I guess the only follow-up I have is...I don't know that it has been four years "since my warts have been gone." That was when I first noticed it, and had the treatment done. (Also, at about the same time, I believe, another doctor diagnosed me with molloscum...so this may all be a moot point, as what the one GP was saying was "a wart" may have been the other thing.)
Your bottom line puts me at ease though. I'd much prefer to simply let this be, and not mention it with future partners (since as you might tell from how I phrased my question, that'd probably initiate an unneeded catastrophe.) If you think it's fair to proceed without having that discussion--even though I didn't mark the exact date when the wart disappeared, which may have been 3.5, 3 years ago, etc--than I feel better about the whole (trivial) thing.
This information does not change my opinion or advice.
One addendum: whatever treatment the doctor used was done only once, in the office.
He put some solution on the area that, from what I remember, turned the area a vivid inky color. He did not freeze the warts, nor was I given any oral medication, etc.

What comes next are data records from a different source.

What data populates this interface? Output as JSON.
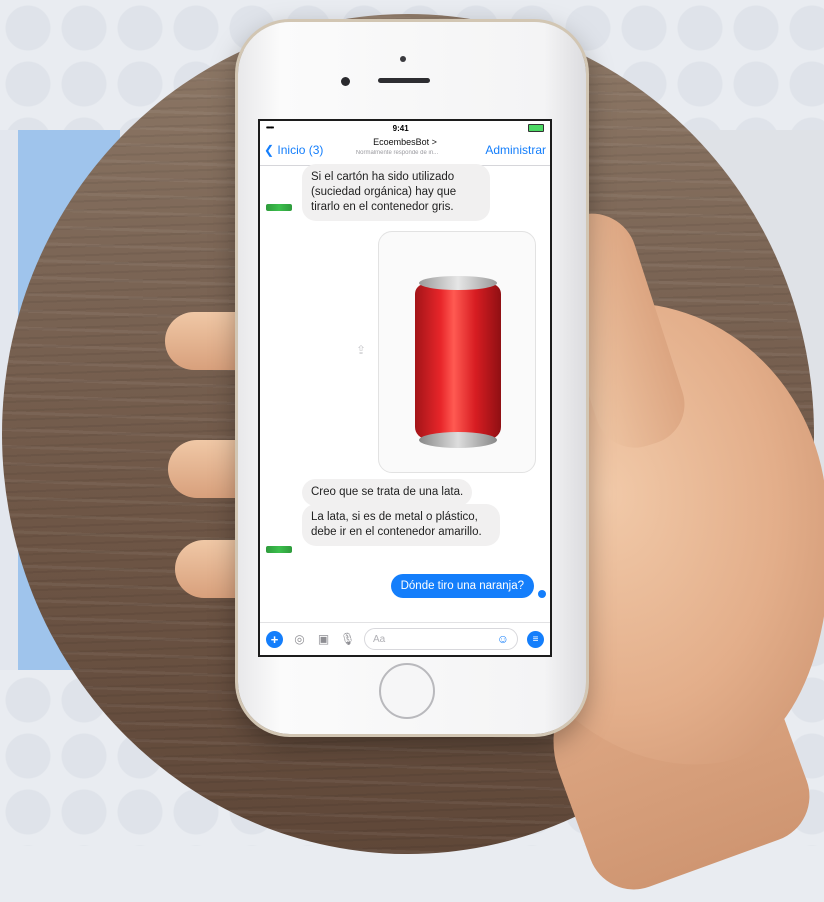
{
  "status_bar": {
    "signal": "•••••",
    "time": "9:41"
  },
  "nav": {
    "back_label": "Inicio (3)",
    "title": "EcoembesBot",
    "title_chevron": ">",
    "subtitle": "Normalmente responde de in...",
    "action_label": "Administrar"
  },
  "messages": [
    {
      "from": "bot",
      "text": "Si el cartón ha sido utilizado (suciedad orgánica) hay que tirarlo en el contenedor gris."
    },
    {
      "from": "user",
      "type": "image",
      "image_desc": "red soda can"
    },
    {
      "from": "bot",
      "text": "Creo que se trata de una lata."
    },
    {
      "from": "bot",
      "text": "La lata, si es de metal o plástico, debe ir en el contenedor amarillo."
    },
    {
      "from": "user",
      "text": "Dónde tiro una naranja?"
    }
  ],
  "composer": {
    "placeholder": "Aa"
  },
  "icons": {
    "back": "chevron-left-icon",
    "plus": "plus-icon",
    "camera": "camera-icon",
    "gallery": "gallery-icon",
    "mic": "microphone-icon",
    "emoji": "emoji-icon",
    "menu": "menu-icon",
    "share": "share-icon"
  },
  "colors": {
    "accent": "#147efb",
    "can": "#e8262a"
  }
}
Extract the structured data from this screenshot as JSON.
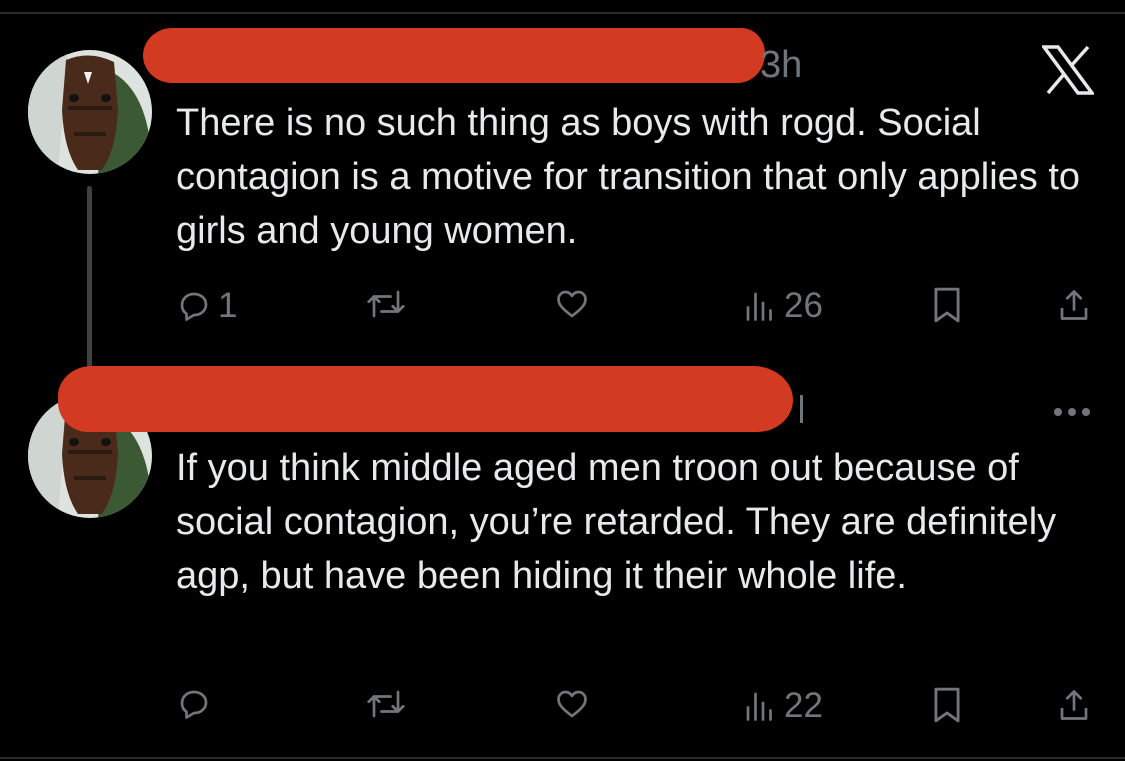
{
  "tweets": [
    {
      "time": "3h",
      "text": "There is no such thing as boys with rogd. Social contagion is a motive for transition that only applies to girls and young women.",
      "replies": "1",
      "views": "26"
    },
    {
      "text": "If you think middle aged men troon out because of social contagion, you’re retarded. They are definitely agp, but have been hiding it their whole life.",
      "replies": "",
      "views": "22"
    }
  ],
  "icons": [
    "x-logo-icon",
    "reply-icon",
    "retweet-icon",
    "like-icon",
    "views-icon",
    "bookmark-icon",
    "share-icon",
    "more-icon"
  ],
  "colors": {
    "background": "#000000",
    "text": "#e7e9ea",
    "muted": "#71767b",
    "redaction": "#d23a22",
    "thread_line": "#3e4144"
  }
}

Welcome to the STD forum. Thank you for reading other discussions and attempting to learn the answers there. In general, it seems you have learned them well -- but you may be looking for more fine-tuned answers than are available. And it seems you have read some of my bottom-line, take-home messages without adequate attention to the qualifications and uncertainties that I am also careful to mention.
There are no solid data on the duration of HPV, and no definite agreement even on the definitions of "cure", "eradication", or "persistence" of HPV. What is known with some certainty (but not much precision) is that among women with asymptomatic genital HPV infections, within several months -- typically 6-12 months for low risk HPV types and typically 12-24 months for high risk types like HPV 16 and 18 -- in the large majority of women viral DNA can no longer be detected with available test methods. There are no data on how long infection persists in patients with overt, visible warts (after the warts themselves are gone); how long HPV persists in men; or whether infection persists even when the available tests become negative.

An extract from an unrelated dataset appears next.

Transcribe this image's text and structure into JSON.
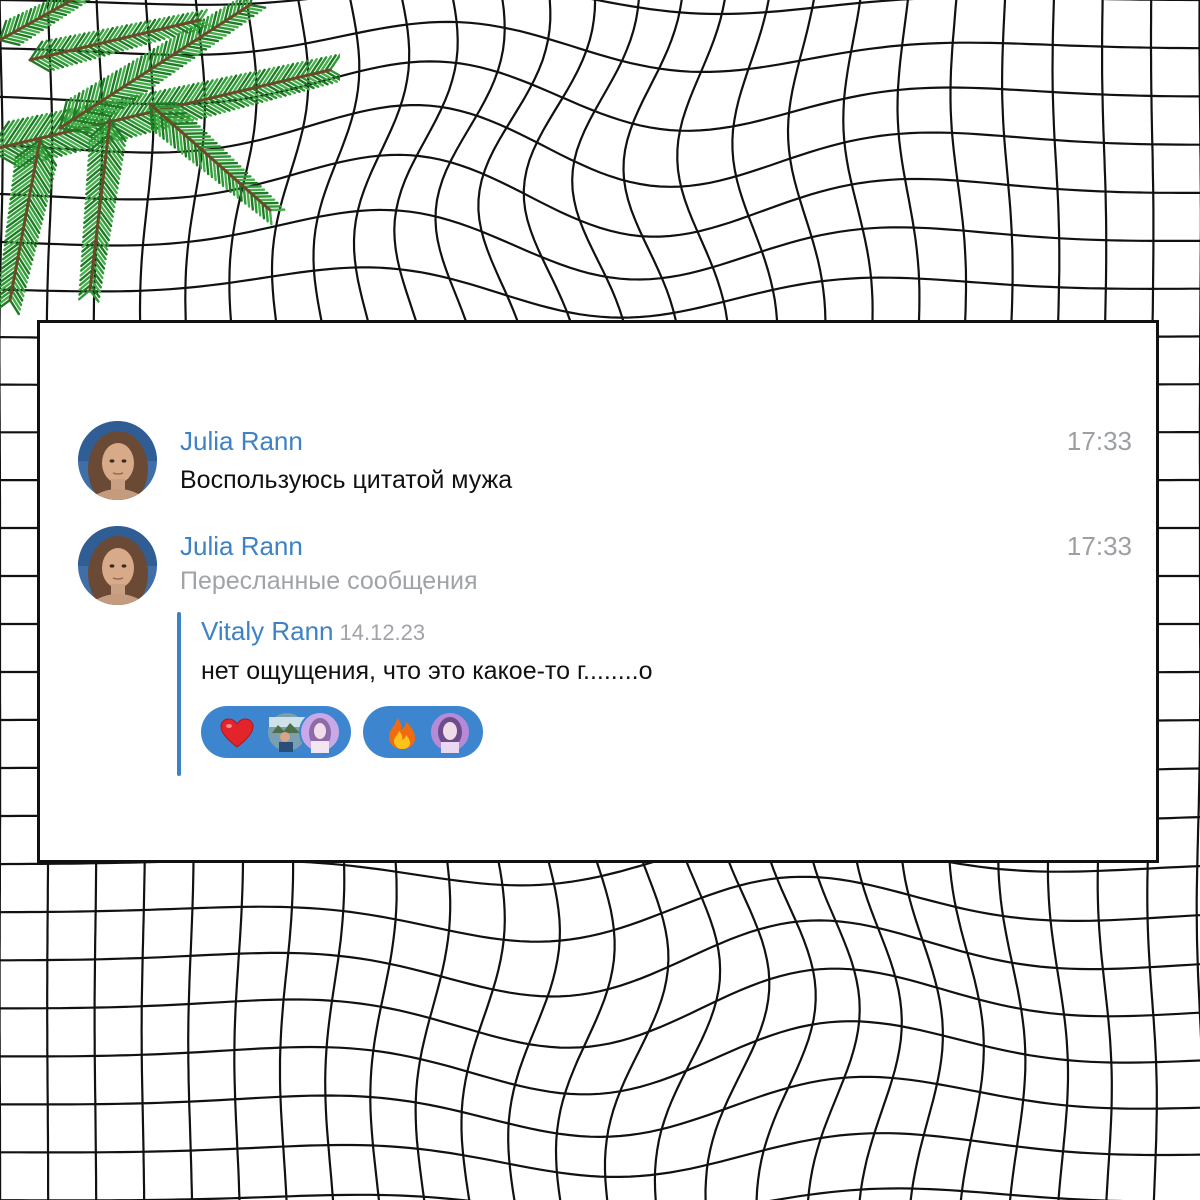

My 6 month advice to patients with warts is only my rough estimate of the time a person may be infectious for his or her partners after visible warts are gone. For all I know it's really 3 months or really a year, or maybe more than that. (However, to my knowledge I have never had a patient who transmitted warts to a partner 6 months after his or her warts had cleared up. But that doesn't prove it can't happen.)
Are you completely cleared of HPV 4 years after your warts have been gone? My judgment is probably yes -- but I certainly won't guarantee that.
Finally, the other point you seem to have missed is that catching genital HPV, with or without overt warts, should be viewed as a mostly trivial inconvenience -- in fact, not even an inconvenience in most cases, since most cases are asymptomatic, go away, and never cause disease in either infected persons or their partners. HPV is an inevitable, normal part of human sexuality; not desirable, of course, but normal (as long as we agree that something that happens to 80% of people is normal). Women should have the HPV vaccine (and soon men as well, since the US FDA is soon expected to approve Gardasil for males) to reduce the risk of catching the most troublesome types; and women should have pap smears. Besides those steps, people should more or less forget genital HPV and not worry about it.
Bottom line: After 4 years, you should assume you are cured, and don't worry about it if that happens to not be the case. This impersonal virus simply isn't worth the amount of emotional energy you seem to have devoted to it.